For more information, see Flask-OAuthlib and QQ interconnection documents:
Https://flask-oauthlib.readthedocs.org/
Http://wiki.connect.qq.com/
Special description on the SAE Platform
On the SAE platform, there is no problem with the authorization process. When the access_token is obtained and the API is called, a request header similar to the following will be appended to the request (such as get and put:
headers = {u'Authorization': u'Bearer 83F40E96FB6882686F4DF1E17105D04E'}
This request header will cause HTTPError: HTTP Error 400: Bad request, resulting in a request failure. The solution is to convert the key name to the str type.
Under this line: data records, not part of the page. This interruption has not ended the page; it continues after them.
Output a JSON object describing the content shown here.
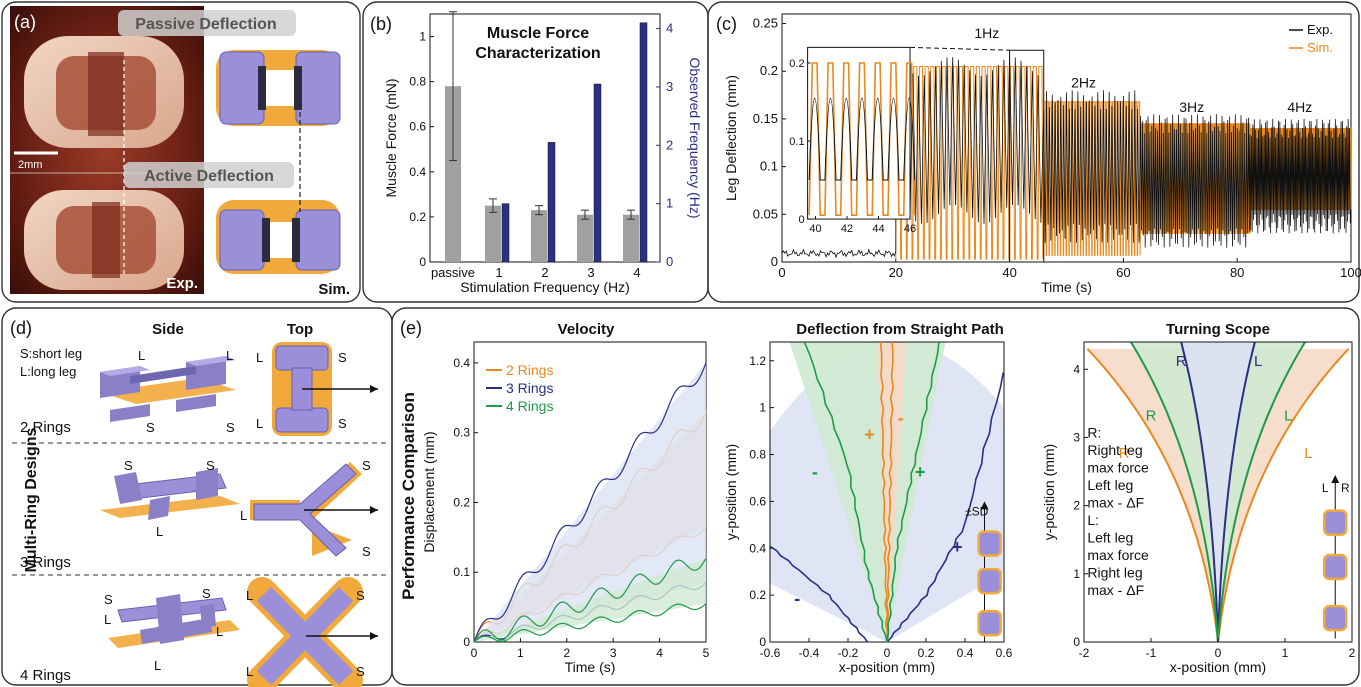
{
  "colors": {
    "orange": "#E8891E",
    "navy": "#2B2F86",
    "green": "#1E9B48",
    "gray": "#A0A0A0",
    "purple": "#9A8FD8",
    "black": "#111111",
    "orange_fill": "#F6D9C6",
    "blue_fill": "#DCE2F4",
    "green_fill": "#CFE9D2"
  },
  "panel_a": {
    "letter": "(a)",
    "passive_label": "Passive Deflection",
    "active_label": "Active Deflection",
    "scale_label": "2mm",
    "exp_label": "Exp.",
    "sim_label": "Sim."
  },
  "panel_b": {
    "letter": "(b)",
    "title_line1": "Muscle Force",
    "title_line2": "Characterization"
  },
  "panel_c": {
    "letter": "(c)",
    "freq_labels": [
      "1Hz",
      "2Hz",
      "3Hz",
      "4Hz"
    ]
  },
  "panel_d": {
    "letter": "(d)",
    "side_label": "Side",
    "top_label": "Top",
    "legend_line1": "S:short leg",
    "legend_line2": "L:long leg",
    "rows_title": "Multi-Ring Designs",
    "rings": [
      "2 Rings",
      "3 Rings",
      "4 Rings"
    ],
    "S": "S",
    "L": "L"
  },
  "panel_e": {
    "letter": "(e)",
    "ylabel_group": "Performance Comparison",
    "sub_titles": [
      "Velocity",
      "Deflection from Straight Path",
      "Turning Scope"
    ],
    "sd_label": "±SD",
    "plus": "+",
    "minus": "-",
    "R": "R",
    "L": "L",
    "turn_note": [
      "R:",
      "Right leg",
      "max force",
      "Left leg",
      "max - ΔF",
      "L:",
      "Left leg",
      "max force",
      "Right leg",
      "max - ΔF"
    ]
  },
  "chart_data": [
    {
      "id": "b",
      "type": "bar",
      "title": "Muscle Force Characterization",
      "xlabel": "Stimulation Frequency (Hz)",
      "ylabel": "Muscle Force (mN)",
      "y2label": "Observed Frequency (Hz)",
      "categories": [
        "passive",
        "1",
        "2",
        "3",
        "4"
      ],
      "ylim": [
        0,
        1.1
      ],
      "y2lim": [
        0,
        4.25
      ],
      "yticks": [
        "0",
        "0.2",
        "0.4",
        "0.6",
        "0.8",
        "1"
      ],
      "y2ticks": [
        "0",
        "1",
        "2",
        "3",
        "4"
      ],
      "series": [
        {
          "name": "Muscle Force (mN)",
          "values": [
            0.78,
            0.25,
            0.23,
            0.21,
            0.21
          ],
          "error": [
            0.33,
            0.03,
            0.02,
            0.02,
            0.02
          ]
        },
        {
          "name": "Observed Frequency (Hz)",
          "values": [
            null,
            1.0,
            2.05,
            3.05,
            4.1
          ]
        }
      ]
    },
    {
      "id": "c",
      "type": "line",
      "xlabel": "Time (s)",
      "ylabel": "Leg Deflection (mm)",
      "xlim": [
        0,
        100
      ],
      "ylim": [
        0,
        0.26
      ],
      "xticks": [
        "0",
        "20",
        "40",
        "60",
        "80",
        "100"
      ],
      "yticks": [
        "0",
        "0.05",
        "0.1",
        "0.15",
        "0.2",
        "0.25"
      ],
      "legend": [
        "Exp.",
        "Sim."
      ],
      "series": [
        {
          "name": "Exp.",
          "segments": [
            {
              "hz": 0,
              "t": [
                0,
                20
              ],
              "low": 0.005,
              "high": 0.013
            },
            {
              "hz": 1,
              "t": [
                20,
                46
              ],
              "low": 0.05,
              "high": 0.205
            },
            {
              "hz": 2,
              "t": [
                46,
                63
              ],
              "low": 0.03,
              "high": 0.17
            },
            {
              "hz": 3,
              "t": [
                63,
                82
              ],
              "low": 0.025,
              "high": 0.145
            },
            {
              "hz": 4,
              "t": [
                82,
                100
              ],
              "low": 0.04,
              "high": 0.14
            }
          ]
        },
        {
          "name": "Sim.",
          "segments": [
            {
              "hz": 1,
              "t": [
                20,
                46
              ],
              "low": 0.003,
              "high": 0.205
            },
            {
              "hz": 2,
              "t": [
                46,
                63
              ],
              "low": 0.007,
              "high": 0.168
            },
            {
              "hz": 3,
              "t": [
                63,
                82
              ],
              "low": 0.03,
              "high": 0.145
            },
            {
              "hz": 4,
              "t": [
                82,
                100
              ],
              "low": 0.055,
              "high": 0.14
            }
          ]
        }
      ],
      "inset": {
        "xlim": [
          39.5,
          46
        ],
        "ylim": [
          0,
          0.22
        ],
        "xticks": [
          "40",
          "42",
          "44",
          "46"
        ],
        "yticks": [
          "0",
          "0.1",
          "0.2"
        ]
      }
    },
    {
      "id": "e-velocity",
      "type": "line",
      "title": "Velocity",
      "xlabel": "Time (s)",
      "ylabel": "Displacement (mm)",
      "xlim": [
        0,
        5
      ],
      "ylim": [
        0,
        0.43
      ],
      "xticks": [
        "0",
        "1",
        "2",
        "3",
        "4",
        "5"
      ],
      "yticks": [
        "0",
        "0.1",
        "0.2",
        "0.3",
        "0.4"
      ],
      "series": [
        {
          "name": "2 Rings",
          "upper_end": 0.33,
          "lower_end": 0.165
        },
        {
          "name": "3 Rings",
          "upper_end": 0.4,
          "lower_end": 0.085
        },
        {
          "name": "4 Rings",
          "upper_end": 0.12,
          "lower_end": 0.055
        }
      ]
    },
    {
      "id": "e-deflection",
      "type": "line",
      "title": "Deflection from Straight Path",
      "xlabel": "x-position (mm)",
      "ylabel": "y-position (mm)",
      "xlim": [
        -0.6,
        0.6
      ],
      "ylim": [
        0,
        1.28
      ],
      "xticks": [
        "-0.6",
        "-0.4",
        "-0.2",
        "0",
        "0.2",
        "0.4",
        "0.6"
      ],
      "yticks": [
        "0",
        "0.2",
        "0.4",
        "0.6",
        "0.8",
        "1",
        "1.2"
      ],
      "series": [
        {
          "name": "2 Rings",
          "minus": [
            [
              0.0,
              0.0
            ],
            [
              -0.01,
              0.4
            ],
            [
              -0.02,
              0.8
            ],
            [
              -0.03,
              1.28
            ]
          ],
          "plus": [
            [
              0.0,
              0.0
            ],
            [
              0.01,
              0.4
            ],
            [
              0.02,
              0.8
            ],
            [
              0.03,
              1.28
            ]
          ]
        },
        {
          "name": "3 Rings",
          "minus": [
            [
              -0.1,
              0.0
            ],
            [
              -0.3,
              0.2
            ],
            [
              -0.6,
              0.41
            ]
          ],
          "plus": [
            [
              0.0,
              0.0
            ],
            [
              0.2,
              0.2
            ],
            [
              0.4,
              0.5
            ],
            [
              0.6,
              1.15
            ]
          ]
        },
        {
          "name": "4 Rings",
          "minus": [
            [
              0.0,
              0.0
            ],
            [
              -0.1,
              0.3
            ],
            [
              -0.2,
              0.75
            ],
            [
              -0.42,
              1.28
            ]
          ],
          "plus": [
            [
              0.0,
              0.0
            ],
            [
              0.05,
              0.4
            ],
            [
              0.15,
              0.8
            ],
            [
              0.27,
              1.28
            ]
          ]
        }
      ]
    },
    {
      "id": "e-turning",
      "type": "line",
      "title": "Turning Scope",
      "xlabel": "x-position (mm)",
      "ylabel": "y-position (mm)",
      "xlim": [
        -2,
        2
      ],
      "ylim": [
        0,
        4.4
      ],
      "xticks": [
        "-2",
        "-1",
        "0",
        "1",
        "2"
      ],
      "yticks": [
        "0",
        "1",
        "2",
        "3",
        "4"
      ],
      "series": [
        {
          "name": "2 Rings",
          "end_x": 1.95,
          "end_y": 4.3
        },
        {
          "name": "3 Rings",
          "end_x": 0.55,
          "end_y": 4.4
        },
        {
          "name": "4 Rings",
          "end_x": 1.3,
          "end_y": 4.4
        }
      ]
    }
  ]
}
The Hack code is as follows:
def convert_keys_to_string(dictionary): """Recursively converts dictionary keys to strings.""" if not isinstance(dictionary, dict): return dictionary return dict((str(k), convert_keys_to_string(v)) for k, v in dictionary.items())def change_qq_header(uri, headers, body): headers = convert_keys_to_string(headers) return uri, headers, bodyqq.pre_request = change_qq_header
When the project is deployed on the SAE platform, place the code before the if _ name _ = '_ main _' statement.
Summary
Oau2's logon verification is relatively easy, and most platforms support standard protocols. Using a common library can simplify the development process. In addition, the QQ login code has been submitted to the Flask-OAuthlib code base.